In its natural habitat, aloe vera commonly grows in nutrient-poor soil conditions, on sandy slopes with guaranteed drainage. Ensure proper drainage in a pot by using a cactus potting medium or traditional potting soil mixed with perlite and coarse sand. Aloe prefers its soil slightly acidic, hovering around 6.0, but it is highly adaptable and can also grow in neutral or alkaline soils, as well.
Aloe prefers to be watered regularly, as long as the soil dries out completely in between waterings. If the soil remains dry for long periods of time, the leaves will shrivel and pucker slightly. The plant will recover when watered, however, extended periods of stress—either prolonged drought or too much water—will make the leaves turn yellow and die. Do not water outdoor plants during periods of rain.

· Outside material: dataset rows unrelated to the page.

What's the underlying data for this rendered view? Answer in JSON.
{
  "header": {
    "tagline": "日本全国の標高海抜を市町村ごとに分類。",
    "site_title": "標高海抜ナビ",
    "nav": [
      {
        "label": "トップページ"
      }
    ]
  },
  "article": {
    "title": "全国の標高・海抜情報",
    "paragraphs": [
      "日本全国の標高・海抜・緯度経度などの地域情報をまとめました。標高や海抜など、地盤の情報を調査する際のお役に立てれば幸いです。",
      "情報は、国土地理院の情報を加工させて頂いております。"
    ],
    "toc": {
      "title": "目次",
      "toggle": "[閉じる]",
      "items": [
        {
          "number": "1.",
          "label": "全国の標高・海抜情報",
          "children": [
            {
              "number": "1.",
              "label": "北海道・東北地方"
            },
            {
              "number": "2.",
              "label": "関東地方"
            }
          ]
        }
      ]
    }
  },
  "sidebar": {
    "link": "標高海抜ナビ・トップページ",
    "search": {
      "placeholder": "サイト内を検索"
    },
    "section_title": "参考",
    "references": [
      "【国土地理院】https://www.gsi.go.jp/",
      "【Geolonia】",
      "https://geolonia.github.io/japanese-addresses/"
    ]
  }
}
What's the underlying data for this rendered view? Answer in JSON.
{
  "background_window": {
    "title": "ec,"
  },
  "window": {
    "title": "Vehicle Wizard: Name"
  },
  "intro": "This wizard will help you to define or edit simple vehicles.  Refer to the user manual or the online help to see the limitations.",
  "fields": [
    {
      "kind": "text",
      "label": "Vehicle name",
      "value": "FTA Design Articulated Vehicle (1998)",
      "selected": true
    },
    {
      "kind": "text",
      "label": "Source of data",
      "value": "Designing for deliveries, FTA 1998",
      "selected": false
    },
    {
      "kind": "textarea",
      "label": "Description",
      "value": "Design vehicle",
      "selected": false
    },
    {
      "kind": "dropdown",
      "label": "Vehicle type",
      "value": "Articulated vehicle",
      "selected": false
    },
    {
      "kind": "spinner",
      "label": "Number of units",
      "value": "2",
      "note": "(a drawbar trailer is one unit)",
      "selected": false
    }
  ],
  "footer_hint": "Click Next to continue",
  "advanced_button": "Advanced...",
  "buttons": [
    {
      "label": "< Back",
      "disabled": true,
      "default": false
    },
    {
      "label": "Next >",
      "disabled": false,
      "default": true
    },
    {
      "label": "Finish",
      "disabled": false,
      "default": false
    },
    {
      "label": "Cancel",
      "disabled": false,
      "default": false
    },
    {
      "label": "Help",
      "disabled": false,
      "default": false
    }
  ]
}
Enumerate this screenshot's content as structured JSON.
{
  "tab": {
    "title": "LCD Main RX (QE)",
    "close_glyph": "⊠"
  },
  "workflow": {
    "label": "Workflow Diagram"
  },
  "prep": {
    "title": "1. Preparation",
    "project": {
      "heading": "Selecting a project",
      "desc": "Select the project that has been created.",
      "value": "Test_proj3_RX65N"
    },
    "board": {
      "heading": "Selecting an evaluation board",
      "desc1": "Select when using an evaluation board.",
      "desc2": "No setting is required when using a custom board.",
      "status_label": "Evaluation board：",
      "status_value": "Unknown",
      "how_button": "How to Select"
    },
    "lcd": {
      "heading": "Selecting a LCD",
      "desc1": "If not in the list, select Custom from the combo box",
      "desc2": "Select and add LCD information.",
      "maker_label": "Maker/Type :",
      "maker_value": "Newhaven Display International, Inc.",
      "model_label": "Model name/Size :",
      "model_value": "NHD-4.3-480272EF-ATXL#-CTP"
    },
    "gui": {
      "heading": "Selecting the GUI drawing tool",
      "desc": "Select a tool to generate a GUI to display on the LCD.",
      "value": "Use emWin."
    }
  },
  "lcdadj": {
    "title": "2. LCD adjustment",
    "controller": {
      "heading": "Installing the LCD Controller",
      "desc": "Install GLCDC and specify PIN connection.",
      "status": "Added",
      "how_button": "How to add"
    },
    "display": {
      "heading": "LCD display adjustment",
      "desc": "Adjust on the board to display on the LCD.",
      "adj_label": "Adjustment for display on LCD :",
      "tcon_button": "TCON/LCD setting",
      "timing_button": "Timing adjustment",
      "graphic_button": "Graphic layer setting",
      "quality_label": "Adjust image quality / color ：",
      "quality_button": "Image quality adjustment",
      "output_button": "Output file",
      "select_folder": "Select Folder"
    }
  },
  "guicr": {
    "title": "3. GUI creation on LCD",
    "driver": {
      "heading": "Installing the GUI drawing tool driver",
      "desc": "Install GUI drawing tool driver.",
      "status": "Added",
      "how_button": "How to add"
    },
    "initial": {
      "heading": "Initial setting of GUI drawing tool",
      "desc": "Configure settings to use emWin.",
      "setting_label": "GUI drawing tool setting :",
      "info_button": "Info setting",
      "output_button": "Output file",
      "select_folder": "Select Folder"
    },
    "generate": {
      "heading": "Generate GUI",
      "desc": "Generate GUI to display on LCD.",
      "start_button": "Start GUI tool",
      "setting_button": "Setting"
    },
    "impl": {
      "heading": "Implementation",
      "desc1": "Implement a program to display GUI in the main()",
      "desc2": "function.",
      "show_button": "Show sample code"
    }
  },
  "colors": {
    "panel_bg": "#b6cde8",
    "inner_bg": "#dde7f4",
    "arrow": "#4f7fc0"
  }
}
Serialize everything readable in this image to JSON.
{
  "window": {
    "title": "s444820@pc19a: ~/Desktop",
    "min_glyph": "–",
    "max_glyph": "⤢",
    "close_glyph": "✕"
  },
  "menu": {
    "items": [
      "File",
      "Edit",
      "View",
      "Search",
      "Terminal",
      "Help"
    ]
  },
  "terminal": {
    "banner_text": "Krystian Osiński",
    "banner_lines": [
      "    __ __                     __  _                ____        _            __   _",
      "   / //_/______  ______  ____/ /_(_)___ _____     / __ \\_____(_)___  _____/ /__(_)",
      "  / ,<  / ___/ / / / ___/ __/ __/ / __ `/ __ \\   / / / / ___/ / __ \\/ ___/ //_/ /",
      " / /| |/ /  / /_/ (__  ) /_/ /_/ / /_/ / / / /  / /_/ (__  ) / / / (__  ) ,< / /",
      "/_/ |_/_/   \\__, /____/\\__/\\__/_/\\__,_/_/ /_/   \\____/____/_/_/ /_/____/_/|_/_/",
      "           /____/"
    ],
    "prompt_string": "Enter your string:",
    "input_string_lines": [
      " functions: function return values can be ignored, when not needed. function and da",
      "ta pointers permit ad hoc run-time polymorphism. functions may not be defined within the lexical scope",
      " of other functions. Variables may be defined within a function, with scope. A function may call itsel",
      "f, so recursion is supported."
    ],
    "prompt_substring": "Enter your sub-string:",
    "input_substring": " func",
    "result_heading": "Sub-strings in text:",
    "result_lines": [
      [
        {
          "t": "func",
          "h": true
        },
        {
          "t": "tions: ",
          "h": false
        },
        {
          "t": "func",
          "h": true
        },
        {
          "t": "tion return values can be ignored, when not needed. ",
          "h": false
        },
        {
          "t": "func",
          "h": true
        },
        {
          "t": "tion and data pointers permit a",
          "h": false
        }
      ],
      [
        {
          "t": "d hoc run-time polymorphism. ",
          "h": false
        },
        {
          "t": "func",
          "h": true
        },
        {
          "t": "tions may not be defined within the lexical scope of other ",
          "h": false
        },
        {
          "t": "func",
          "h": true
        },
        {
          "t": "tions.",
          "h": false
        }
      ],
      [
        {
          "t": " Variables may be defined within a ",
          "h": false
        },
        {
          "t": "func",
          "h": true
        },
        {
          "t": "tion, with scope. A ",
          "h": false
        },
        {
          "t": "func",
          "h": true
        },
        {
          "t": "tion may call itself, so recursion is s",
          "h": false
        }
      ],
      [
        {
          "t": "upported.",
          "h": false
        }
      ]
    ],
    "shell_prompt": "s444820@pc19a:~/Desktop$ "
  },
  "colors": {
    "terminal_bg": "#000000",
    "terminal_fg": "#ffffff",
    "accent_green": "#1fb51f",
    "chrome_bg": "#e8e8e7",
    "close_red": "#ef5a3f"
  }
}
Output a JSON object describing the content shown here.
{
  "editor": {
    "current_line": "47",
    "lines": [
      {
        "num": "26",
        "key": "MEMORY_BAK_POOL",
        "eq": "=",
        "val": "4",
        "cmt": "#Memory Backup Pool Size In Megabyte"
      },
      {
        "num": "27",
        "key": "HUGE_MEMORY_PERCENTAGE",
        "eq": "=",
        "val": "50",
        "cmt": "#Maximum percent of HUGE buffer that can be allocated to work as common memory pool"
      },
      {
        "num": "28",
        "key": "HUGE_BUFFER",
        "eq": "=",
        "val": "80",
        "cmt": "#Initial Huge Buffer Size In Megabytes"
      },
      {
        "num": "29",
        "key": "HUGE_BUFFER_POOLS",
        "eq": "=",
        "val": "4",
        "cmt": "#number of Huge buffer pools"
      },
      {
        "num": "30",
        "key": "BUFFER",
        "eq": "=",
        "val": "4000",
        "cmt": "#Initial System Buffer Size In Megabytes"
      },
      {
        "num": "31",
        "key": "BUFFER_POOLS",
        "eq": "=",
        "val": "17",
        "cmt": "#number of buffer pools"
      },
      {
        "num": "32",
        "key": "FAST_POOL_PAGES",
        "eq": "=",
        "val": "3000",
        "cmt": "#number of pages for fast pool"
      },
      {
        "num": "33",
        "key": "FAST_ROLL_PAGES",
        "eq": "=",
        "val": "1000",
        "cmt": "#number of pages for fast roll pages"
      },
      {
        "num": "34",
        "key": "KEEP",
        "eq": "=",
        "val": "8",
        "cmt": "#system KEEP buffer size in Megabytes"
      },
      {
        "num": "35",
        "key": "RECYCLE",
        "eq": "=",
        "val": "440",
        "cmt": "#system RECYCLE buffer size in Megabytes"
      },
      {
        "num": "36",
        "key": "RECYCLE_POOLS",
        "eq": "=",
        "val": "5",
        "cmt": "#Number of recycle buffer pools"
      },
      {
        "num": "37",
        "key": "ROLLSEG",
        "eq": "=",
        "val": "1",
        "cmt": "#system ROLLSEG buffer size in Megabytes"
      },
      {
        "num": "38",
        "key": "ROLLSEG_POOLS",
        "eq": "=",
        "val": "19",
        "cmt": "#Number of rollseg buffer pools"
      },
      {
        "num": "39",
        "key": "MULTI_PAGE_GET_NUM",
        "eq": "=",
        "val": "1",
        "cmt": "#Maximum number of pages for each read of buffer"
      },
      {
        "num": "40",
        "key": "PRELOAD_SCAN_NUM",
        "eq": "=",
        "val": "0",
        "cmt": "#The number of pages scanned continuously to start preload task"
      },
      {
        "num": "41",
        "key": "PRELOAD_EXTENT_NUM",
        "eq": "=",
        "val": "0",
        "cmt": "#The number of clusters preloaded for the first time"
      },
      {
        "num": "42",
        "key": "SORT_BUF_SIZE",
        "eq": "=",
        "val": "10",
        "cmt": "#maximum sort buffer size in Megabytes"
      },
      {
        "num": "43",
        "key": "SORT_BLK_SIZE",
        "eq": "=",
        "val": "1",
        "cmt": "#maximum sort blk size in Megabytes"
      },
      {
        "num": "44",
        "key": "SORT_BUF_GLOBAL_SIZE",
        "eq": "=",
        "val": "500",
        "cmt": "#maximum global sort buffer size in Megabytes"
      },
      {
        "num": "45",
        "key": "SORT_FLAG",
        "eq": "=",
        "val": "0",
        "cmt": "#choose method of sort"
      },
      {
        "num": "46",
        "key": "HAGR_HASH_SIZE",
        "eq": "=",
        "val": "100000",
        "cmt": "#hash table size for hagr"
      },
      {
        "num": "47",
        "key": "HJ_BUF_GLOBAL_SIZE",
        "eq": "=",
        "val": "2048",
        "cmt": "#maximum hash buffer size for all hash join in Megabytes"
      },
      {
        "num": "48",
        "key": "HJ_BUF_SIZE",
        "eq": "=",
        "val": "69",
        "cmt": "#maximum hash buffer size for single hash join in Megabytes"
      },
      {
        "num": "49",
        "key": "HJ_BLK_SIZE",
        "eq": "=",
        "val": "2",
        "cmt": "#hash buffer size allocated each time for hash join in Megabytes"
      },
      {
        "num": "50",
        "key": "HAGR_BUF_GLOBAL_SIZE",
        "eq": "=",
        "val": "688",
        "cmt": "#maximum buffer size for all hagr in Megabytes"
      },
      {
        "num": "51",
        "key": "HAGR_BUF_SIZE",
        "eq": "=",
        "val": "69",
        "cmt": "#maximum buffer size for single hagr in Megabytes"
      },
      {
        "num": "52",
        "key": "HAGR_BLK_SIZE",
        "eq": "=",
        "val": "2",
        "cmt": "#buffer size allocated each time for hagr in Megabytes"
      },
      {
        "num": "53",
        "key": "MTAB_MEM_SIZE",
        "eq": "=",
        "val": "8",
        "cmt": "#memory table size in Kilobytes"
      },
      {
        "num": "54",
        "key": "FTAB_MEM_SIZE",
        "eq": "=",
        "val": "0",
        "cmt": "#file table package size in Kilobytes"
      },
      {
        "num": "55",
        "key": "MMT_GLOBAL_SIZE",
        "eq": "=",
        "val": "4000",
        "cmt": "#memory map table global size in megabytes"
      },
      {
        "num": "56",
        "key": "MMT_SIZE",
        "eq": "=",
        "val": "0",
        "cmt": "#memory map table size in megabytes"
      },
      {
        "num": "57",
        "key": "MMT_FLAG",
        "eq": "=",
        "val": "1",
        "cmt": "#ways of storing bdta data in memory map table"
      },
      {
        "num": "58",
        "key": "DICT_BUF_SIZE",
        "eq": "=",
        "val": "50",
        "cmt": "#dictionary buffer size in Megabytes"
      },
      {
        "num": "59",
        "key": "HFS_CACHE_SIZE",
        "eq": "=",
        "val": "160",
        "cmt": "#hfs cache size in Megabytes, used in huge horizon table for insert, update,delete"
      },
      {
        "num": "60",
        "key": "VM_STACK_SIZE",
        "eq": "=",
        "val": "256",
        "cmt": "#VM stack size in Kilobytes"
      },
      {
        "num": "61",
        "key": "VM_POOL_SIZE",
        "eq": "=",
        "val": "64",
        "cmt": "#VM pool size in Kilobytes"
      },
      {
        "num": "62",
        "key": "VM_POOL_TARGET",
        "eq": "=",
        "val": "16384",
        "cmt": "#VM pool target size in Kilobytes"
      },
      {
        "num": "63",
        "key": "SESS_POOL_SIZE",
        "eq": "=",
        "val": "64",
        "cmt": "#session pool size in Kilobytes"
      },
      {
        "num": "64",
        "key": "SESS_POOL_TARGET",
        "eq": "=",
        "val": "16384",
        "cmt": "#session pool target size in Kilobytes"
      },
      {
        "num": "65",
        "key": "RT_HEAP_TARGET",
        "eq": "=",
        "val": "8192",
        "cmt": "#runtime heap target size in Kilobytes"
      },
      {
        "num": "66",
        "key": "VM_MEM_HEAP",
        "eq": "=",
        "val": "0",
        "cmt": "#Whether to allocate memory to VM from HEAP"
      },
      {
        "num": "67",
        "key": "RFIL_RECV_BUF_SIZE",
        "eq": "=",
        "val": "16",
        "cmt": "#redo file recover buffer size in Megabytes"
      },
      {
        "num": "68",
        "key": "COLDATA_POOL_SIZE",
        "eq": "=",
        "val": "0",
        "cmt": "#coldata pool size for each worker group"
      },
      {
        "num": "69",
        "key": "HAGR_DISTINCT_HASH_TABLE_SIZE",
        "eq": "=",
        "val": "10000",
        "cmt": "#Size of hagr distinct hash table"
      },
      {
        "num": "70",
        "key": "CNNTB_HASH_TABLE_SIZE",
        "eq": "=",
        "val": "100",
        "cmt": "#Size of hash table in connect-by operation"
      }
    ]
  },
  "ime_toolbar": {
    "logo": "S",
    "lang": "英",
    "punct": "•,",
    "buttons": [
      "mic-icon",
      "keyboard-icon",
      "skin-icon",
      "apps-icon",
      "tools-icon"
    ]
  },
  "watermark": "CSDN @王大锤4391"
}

Aloe vera goes dormant in the winter and won’t require any water at all, provided it received sufficient water during its growing season. If your climate is rainy during the winter, consider planting aloe in gravel or stones. This will allow the water to run off and prevent rot.
Temperature and Humidity
Aloe grows naturally in arid, tropical, and semi-tropical environments, so mimicking these conditions will allow it to thrive. Aim for a temperature between 55 and 85 F (most indoor environments can achieve this) and don't leave your container plant outdoors if nights are forecasted to dip below 40 F. Aloe cannot tolerate frost, but a few alpine varieties can withstand occasional temperatures near freezing.
Aloe can handle dry air just fine and does not require extra humidity. Forty percent relative humidity is perfect.